At that moment, Ji Minglun felt another inappropriate sense of déjà vu.
He hadn’t expected that after agreeing to just be friends again, they would end up interacting the way they used to. It seemed this was the kind of relationship Jiang Lin truly wanted.
Even though a part of him still felt uneasy, Ji Minglun didn’t pull his hand back. He let Jiang Lin hold his wrist, rinsing his hand under the cold water until it was thoroughly chilled, then Jiang Lin handed him some tissues to dry off.
“It’s still a bit red,” Jiang Lin said, walking towards the living room. “Come here, I’ll put some ointment on it for you.”
“No need, it doesn’t hurt anymore,” Ji Minglun followed out, glanced at the food and hotpot on the dining table, and headed straight for the other side of the hallway. “I’ll head out first.”
“Minglun,” Jiang Lin called out to him, and when he turned around, he said, “The rain outside is really heavy. It’s too dangerous for you to leave now. Why not stay and have a meal?”
During the two hours he waited for Ji Minglun, Jiang Lin kept checking his phone and glancing at the weather outside.
When he first sent the message, it was only moderate rain, but after over an hour of waiting, the rain had intensified, pouring down as if the sky had a leak. Watching the blurry, winding streaks of water on the glass window, he thought that Ji Minglun probably wouldn’t come. Although disappointed, he also felt relieved. To his surprise, Ji Minglun actually showed up.
The moment the doorbell rang, his heart skipped a beat. When he saw who it was through the peephole, he couldn’t contain his joy, and it took him a moment to calm down and open the door.
Ji Minglun had braved the storm to get there and knew how bad the road conditions were, yet he still insisted, “No, I have to leave, or the storm will get even worse if I wait any longer.”

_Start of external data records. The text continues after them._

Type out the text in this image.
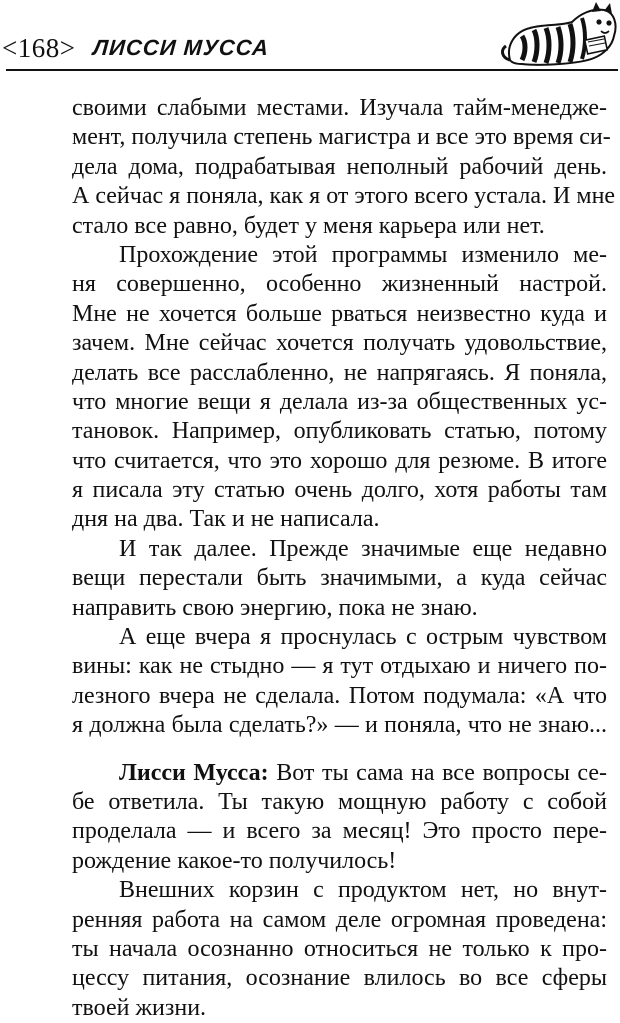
<168> ЛИССИ МУССА
своими слабыми местами. Изучала тайм-менедже-
мент, получила степень магистра и все это время си-
дела дома, подрабатывая неполный рабочий день.
А сейчас я поняла, как я от этого всего устала. И мне
стало все равно, будет у меня карьера или нет.
Прохождение этой программы изменило ме-
ня совершенно, особенно жизненный настрой.
Мне не хочется больше рваться неизвестно куда и
зачем. Мне сейчас хочется получать удовольствие,
делать все расслабленно, не напрягаясь. Я поняла,
что многие вещи я делала из-за общественных ус-
тановок. Например, опубликовать статью, потому
что считается, что это хорошо для резюме. В итоге
я писала эту статью очень долго, хотя работы там
дня на два. Так и не написала.
И так далее. Прежде значимые еще недавно
вещи перестали быть значимыми, а куда сейчас
направить свою энергию, пока не знаю.
А еще вчера я проснулась с острым чувством
вины: как не стыдно — я тут отдыхаю и ничего по-
лезного вчера не сделала. Потом подумала: «А что
я должна была сделать?» — и поняла, что не знаю...
Лисси Мусса: Вот ты сама на все вопросы се-
бе ответила. Ты такую мощную работу с собой
проделала — и всего за месяц! Это просто пере-
рождение какое-то получилось!
Внешних корзин с продуктом нет, но внут-
ренняя работа на самом деле огромная проведена:
ты начала осознанно относиться не только к про-
цессу питания, осознание влилось во все сферы
твоей жизни.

“Then just don’t leave.” Jiang Lin blurted out.
Ji Minglun’s movement of changing shoes paused. His fingers tightened on the hallway cabinet, and he didn’t respond for a moment.
After saying this, Jiang Lin realized he was being too eager and quickly added, “You used to sleep at my place all the time. Your clothes, pajamas, all of that is still here.”
“And you said yesterday we can still be friends.”
“If we’re friends, why avoid each other so obviously?”
By the end of his explanation, Jiang Lin was at a loss for words.
There was a time when asking Ji Minglun to stay over didn’t require this much effort, needing so many seemingly reasonable excuses.
Ji Minglun remained with his back to him. Just as Jiang Lin was nervously tugging at his house pants, wondering what else he could say, Ji Minglun slipped his foot out of his sneakers and put on the slippers.
Bending down to place his sneakers in the shoe cabinet, Ji Minglun turned and looked at him. “Alright.”